Stonington Strategies, which had a $300,000 a month contract with Qatar to advocate for its interests, disclosed the decision in a tweet by its chief executive, Nicolas Muzin.
“Stonington Strategies is no longer representing the State of Qatar,” Muzin said in a tweet. “I am proud of the work we did to foster peaceful dialogue in the Middle East, to increase Qatar’s defense and economic ties with the United States, and to expand humanitarian support of Gaza.”
The move comes two weeks after Elliott Broidy, a leading Republican fundraiser and ally of Trump, expanded a lawsuit against Stonington, Muzin and Qatar to add new defendants, including the brother of Qatar’s ruler.
Broidy’s lawsuit claims that Qatar hacked his email accounts and shared the contents with news organizations in an effort to smear his reputation and hinder his ability to advocate for the United Arab Emirates, a chief rival of Qatar in the Gulf.
A spokesman for the Qatari embassy, Jassim Mansour Jabr Al Thani, declined to comment. In a statement in March, Al Thani called Broidy’s allegations false and accused him of “nefarious activities” aimed at influencing U.S. foreign policy.

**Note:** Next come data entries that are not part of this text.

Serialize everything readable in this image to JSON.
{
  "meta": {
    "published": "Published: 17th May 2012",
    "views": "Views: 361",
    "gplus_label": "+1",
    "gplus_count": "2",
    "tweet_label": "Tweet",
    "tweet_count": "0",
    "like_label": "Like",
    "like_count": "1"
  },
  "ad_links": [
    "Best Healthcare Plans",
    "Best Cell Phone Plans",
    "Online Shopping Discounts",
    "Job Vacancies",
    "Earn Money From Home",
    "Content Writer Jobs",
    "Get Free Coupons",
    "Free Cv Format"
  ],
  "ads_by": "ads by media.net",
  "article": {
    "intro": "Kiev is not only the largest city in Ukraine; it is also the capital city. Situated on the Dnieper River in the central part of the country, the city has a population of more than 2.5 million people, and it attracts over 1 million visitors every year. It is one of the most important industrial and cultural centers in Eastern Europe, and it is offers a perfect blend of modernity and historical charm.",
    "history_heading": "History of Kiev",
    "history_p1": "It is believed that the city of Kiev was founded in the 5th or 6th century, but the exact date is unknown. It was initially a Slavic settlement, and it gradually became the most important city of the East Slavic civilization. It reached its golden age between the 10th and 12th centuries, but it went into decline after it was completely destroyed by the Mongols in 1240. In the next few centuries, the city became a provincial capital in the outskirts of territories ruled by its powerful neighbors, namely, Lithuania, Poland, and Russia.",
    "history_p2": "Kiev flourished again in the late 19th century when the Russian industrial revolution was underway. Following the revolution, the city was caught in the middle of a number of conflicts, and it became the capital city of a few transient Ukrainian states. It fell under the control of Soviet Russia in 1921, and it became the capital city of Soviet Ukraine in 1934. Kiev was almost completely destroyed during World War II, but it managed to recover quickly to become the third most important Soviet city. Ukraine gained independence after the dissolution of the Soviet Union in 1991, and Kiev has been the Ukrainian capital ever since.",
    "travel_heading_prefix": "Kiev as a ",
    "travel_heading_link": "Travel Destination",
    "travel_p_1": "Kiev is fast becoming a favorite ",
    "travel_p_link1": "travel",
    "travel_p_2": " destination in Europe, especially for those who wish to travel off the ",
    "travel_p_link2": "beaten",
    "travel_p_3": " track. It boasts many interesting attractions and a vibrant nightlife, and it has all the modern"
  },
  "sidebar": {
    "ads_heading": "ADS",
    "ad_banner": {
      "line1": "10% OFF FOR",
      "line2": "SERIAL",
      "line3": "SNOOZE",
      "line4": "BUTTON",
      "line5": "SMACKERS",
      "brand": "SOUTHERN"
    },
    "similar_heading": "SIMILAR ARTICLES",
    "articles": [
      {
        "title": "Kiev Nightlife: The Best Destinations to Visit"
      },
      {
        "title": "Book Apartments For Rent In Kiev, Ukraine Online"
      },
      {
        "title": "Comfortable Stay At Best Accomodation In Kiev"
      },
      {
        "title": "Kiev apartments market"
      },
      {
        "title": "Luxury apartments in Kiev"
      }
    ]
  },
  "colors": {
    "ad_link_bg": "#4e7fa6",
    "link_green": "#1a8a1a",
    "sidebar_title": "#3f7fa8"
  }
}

An official at Stonington confirmed the veracity of Muzin’s tweet but declined further comment. Muzin has previously called Broidy’s allegations “specious” and the lawsuit “flimsy.”
Stonington was one of more than a dozen lobbying firms hired by Qatar over the past year in a multi-million dollar campaign for influence in Washington following the economic boycott of Qatar by the UAE, Saudi Arabia, Egypt and Bahrain.